𝐗𝐗𝐕

3.9K 226 46
                                    

Czasami czujesz, że dotarłeś na skraj własnej wytrzymałości. Przeżyłeś już tyle, że nie zniesiesz więcej. W takich momentach czujesz się słaby, jak jeszcze nigdy. Pragniesz już tylko się zatrzymać i upaść. Tylko po to, by wreszcie odpocząć. Bo widziałeś już zbyt wiele rzeczy, które cię zniszczyły. Zrobiłeś rzeczy, których nie jesteś w stanie sobie wybaczyć. I właśnie dlatego czujesz, że możesz się tylko poddać. I wtedy upadasz, spotykając się z dnem.
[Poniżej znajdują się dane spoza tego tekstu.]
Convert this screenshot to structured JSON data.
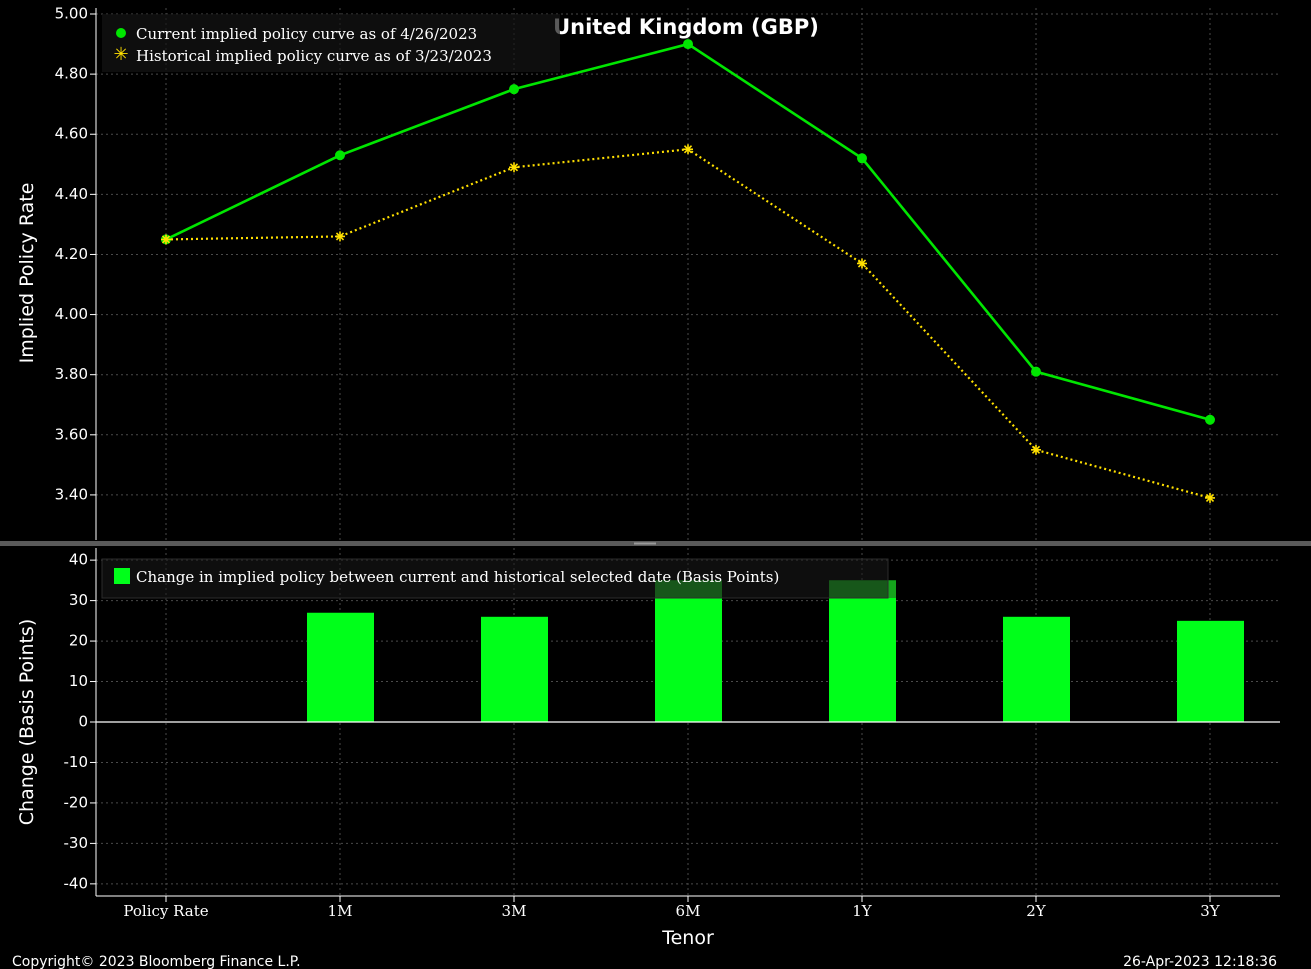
{
  "chart_data": [
    {
      "type": "line",
      "title": "United Kingdom (GBP)",
      "ylabel": "Implied Policy Rate",
      "categories": [
        "Policy Rate",
        "1M",
        "3M",
        "6M",
        "1Y",
        "2Y",
        "3Y"
      ],
      "ylim": [
        3.25,
        5.02
      ],
      "yticks": [
        "5.00",
        "4.80",
        "4.60",
        "4.40",
        "4.20",
        "4.00",
        "3.80",
        "3.60",
        "3.40"
      ],
      "grid": true,
      "legend_position": "top-left",
      "series": [
        {
          "name": "Current implied policy curve as of 4/26/2023",
          "color": "#00e600",
          "marker": "circle",
          "values": [
            4.25,
            4.53,
            4.75,
            4.9,
            4.52,
            3.81,
            3.65
          ]
        },
        {
          "name": "Historical implied policy curve as of 3/23/2023",
          "color": "#ffe000",
          "marker": "star",
          "values": [
            4.25,
            4.26,
            4.49,
            4.55,
            4.17,
            3.55,
            3.39
          ]
        }
      ]
    },
    {
      "type": "bar",
      "ylabel": "Change (Basis Points)",
      "xlabel": "Tenor",
      "categories": [
        "Policy Rate",
        "1M",
        "3M",
        "6M",
        "1Y",
        "2Y",
        "3Y"
      ],
      "ylim": [
        -43,
        43
      ],
      "yticks": [
        "40",
        "30",
        "20",
        "10",
        "0",
        "-10",
        "-20",
        "-30",
        "-40"
      ],
      "grid": true,
      "legend_position": "top-left",
      "series": [
        {
          "name": "Change in implied policy between current and historical selected date (Basis Points)",
          "color": "#00ff1a",
          "values": [
            0,
            27,
            26,
            35,
            35,
            26,
            25
          ]
        }
      ]
    }
  ],
  "footer": {
    "copyright": "Copyright© 2023 Bloomberg Finance L.P.",
    "timestamp": "26-Apr-2023 12:18:36"
  }
}
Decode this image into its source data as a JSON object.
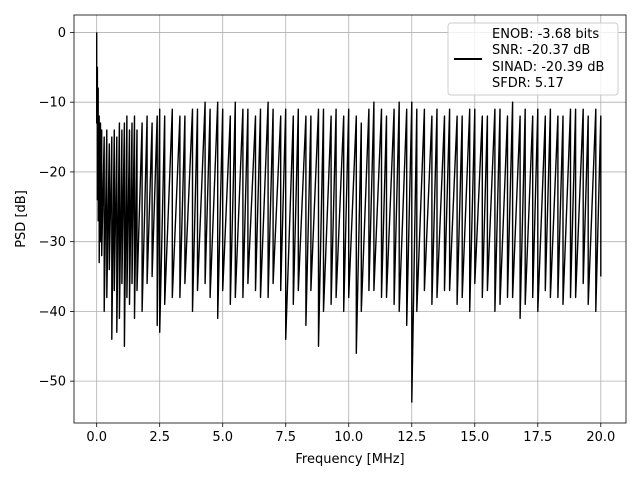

Niektórzy twierdzą, że dno jest twarde, byśmy mogli się od niego odbić. Jednak ty czujesz, że dno jest twarde, tylko po to, by upadek był dla ciebie bardziej bolesny. I czasem brak ci sił na dalszą walkę. Postanawiasz pozostać tam, gdzie jesteś, bo dno staje się twoimi okopami. Jest bezpieczne i czujesz, że tam już nikt cię nie skrzywdzi. Kładziesz się i zaczynasz godzić, z tym co się stało. I najpewniej tam już zostajesz. Chociaż w tym momencie istnieją jeszcze dwie opcje. Na pierwszą niewielu ma siły, bo zakłada ona, że sam się z tym uporasz. Z czasem czujesz, że już nie chcesz walczyć, a dno okazało się zaskakująco wygodne. Jednak wtedy może wejść w życie druga opcja. Ktoś może pomóc Ci się podnieść.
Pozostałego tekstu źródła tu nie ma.